Women /

Evelyn Hernandez was 18-years-old when she was raped. She became pregnant as a result – always maintaining that she was unaware of her pregnancy. In April 2016, Hernandez gave birth to a stillborn in the latrine of her home in rural El Salvador. Leaving the baby’s body behind in the outhouse, Hernandez’s mother bundled her daughter up and swiftly took the girl to the hospital. The teenager was promptly arrested under suspicion of having an abortion – a charge that was later changed to aggravated homicide. While abortions are illegal in the Central American country, women also face imprisonment for miscarriages or stillbirths, which are considered to be possible homicides.

Hernandez served a 33-month prison sentence and was later released. Less than 2 years later, she was again brought to trial with an attempt to sentence her for 40 years. She was eventually acquitted, yet rumours are that the General Prosecutor is going to insist on retrying her again. Despite this, Hernandez represents a beacon of hope for many in a country where women remain heavily oppressed by religious and androcentric values. Countless women are still currently serving decades-long jail time for having miscarriages or stillbirths.

One such story emerged of Maricela Albizuri, who was instantly handcuffed to her hospital bed after having stillbirth in 2018. She was charged with aggravated homicide, and then forced to endure gynaecological exams in the presence of local police officers.  Four days later, she was detained in prison and remanded from November 2018 to May 2019.

The American Bar stated, “Ms. Albizuri was charged with aggravated homicide after seeking urgent medical care in the wake of a home delivery and stillbirth. Although the San Salvador court ultimately dismissed the charges against her for lack of evidence, the investigation and prosecution of Ms. Albizuri is deeply troubling.”
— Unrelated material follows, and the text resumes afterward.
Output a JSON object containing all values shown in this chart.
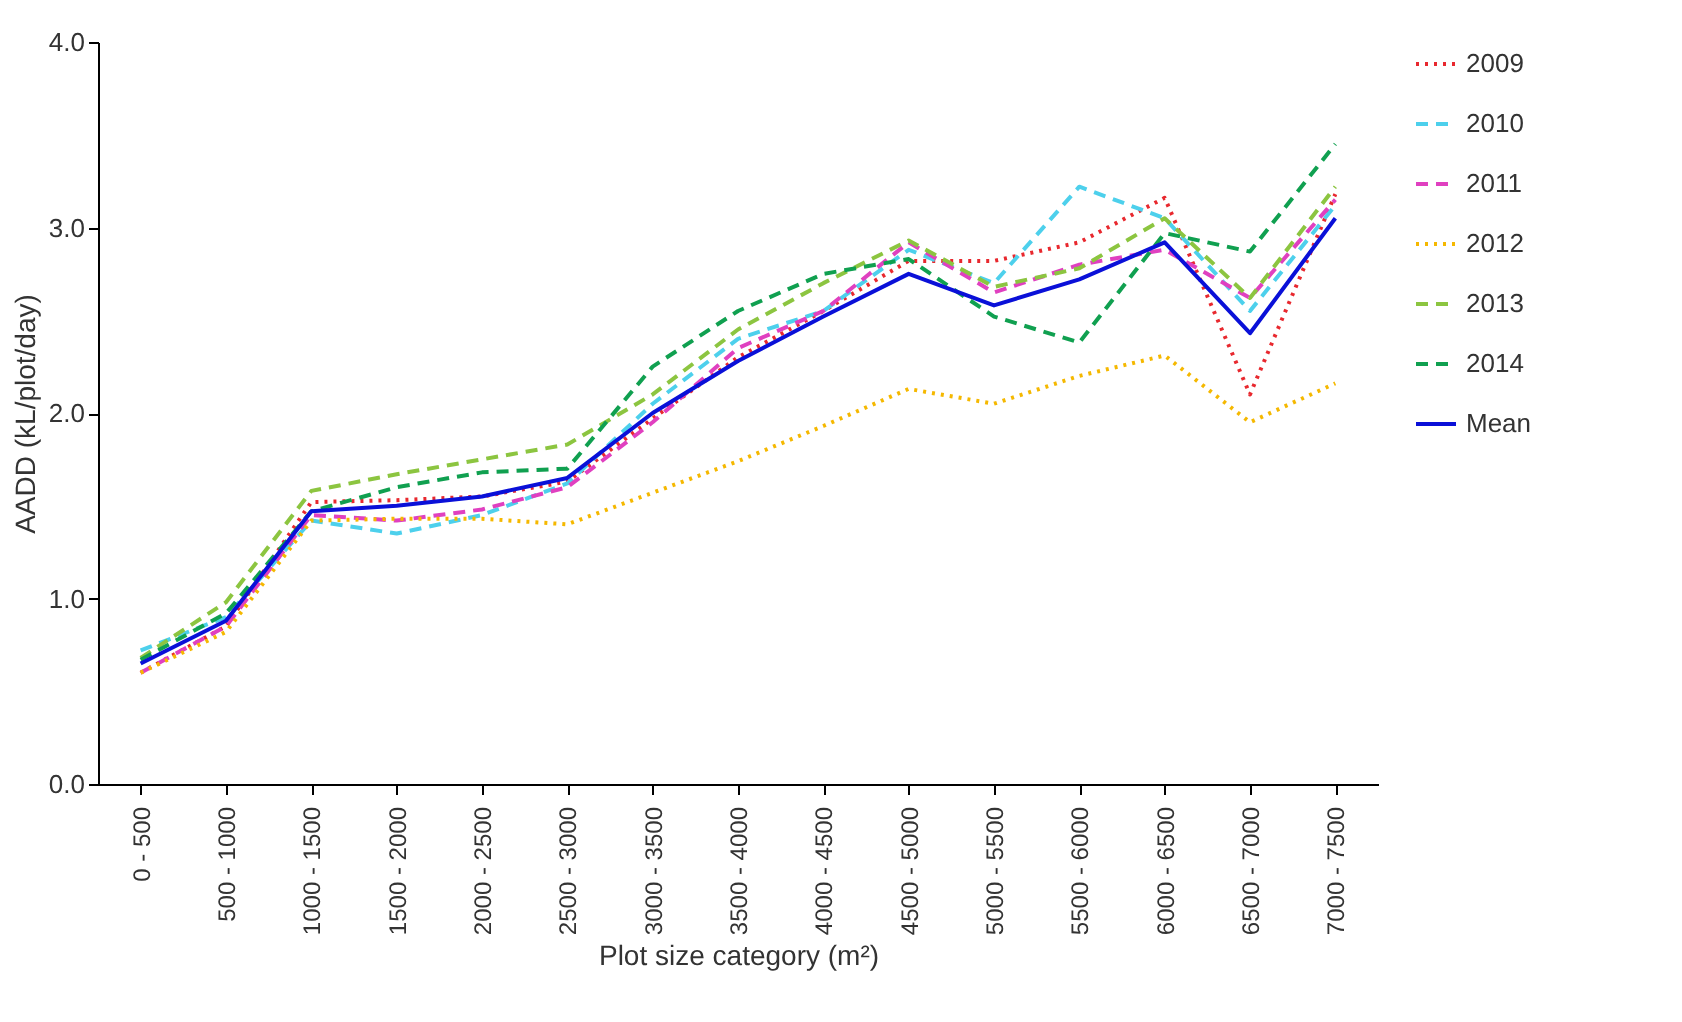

The report also highlighted that the immediate detention and interrogation of a woman seeking urgent medical care in the wake of a traumatic incident – while in the presence of police investigators during private examinations – underscored the need for basic rights to health and dignity.

With some of the harshest legislation on abortion in the world, the law in El Salvador states that any abortion would be subject to penal inquiry and doctors are forced to break their confidentiality if they suspect a woman has obtained an abortion. Once she is accused, prosecutors can change the charges to aggravated homicide, which can result in 30 years in prison. The same goes for those who suffered miscarriages or stillbirths.

Catalina Martínez Coral, Regional Director for Latin America and the Caribbean for the Center for Reproductive Rights, has worked alongside Agrupación Ciudadana for women who have been sentenced through this procedure and to promote litigation, advocacy and communication actions to get them free. She has worked in El Salvador for almost 5 years ­– an experience she describes as sad, shocking, and rewarding.

“The first thing needed is a change in the legal code: we need the decriminalisation of abortion,” Coral said. “But that won’t be sufficient. There is a strong need for implementation once the law change is in place. That is why our work is not only concentrated in countries with total bans on abortion like El Salvador or Honduras but all over Latin America. It is also important to establish clear guidelines to access reproductive rights services in the country, as well as clear guidelines on professional secrecy. That way, doctors can do their job – to provide health services –and remain protected by the principle of confidentiality.”

As with the majority of Latin American countries, El Salvador is deeply entrenched in Christian ideologies. Both Evangelical and Catholic leaders consider abortion to be a sin, which has led to the creation of unique situations in which six countries of the continent have a total ban on abortion.

“It is important to say that the public opinion has changed in the last couple of years and media coverage of obstetric emergencies and abortion has changed dramatically,” Coral added. “For example, 12 years ago when Teodora, our client, was accused by the doctors of having an abortion, the media showed up to the hospital and depicted her as a baby murderer. As Evelyn faces a third trial, media has been sympathetic to her cause and the coverage has shown outrage against the prosecutors who won’t let her process to be finished.”

Worryingly, it is not just the women who could find themselves in precarious predicaments. Anyone – medical professional included – found to be assisting these women could also face prosecution.

The bleak reality remains that too many women are still being transferred directly from the hospital into prison cells. Often, like Hernandez, a lot of women find themselves in these circumstances after being victims of rape. Out of fear, many avoid seeking out medical attention, which can then cause major issues for their health and well-being.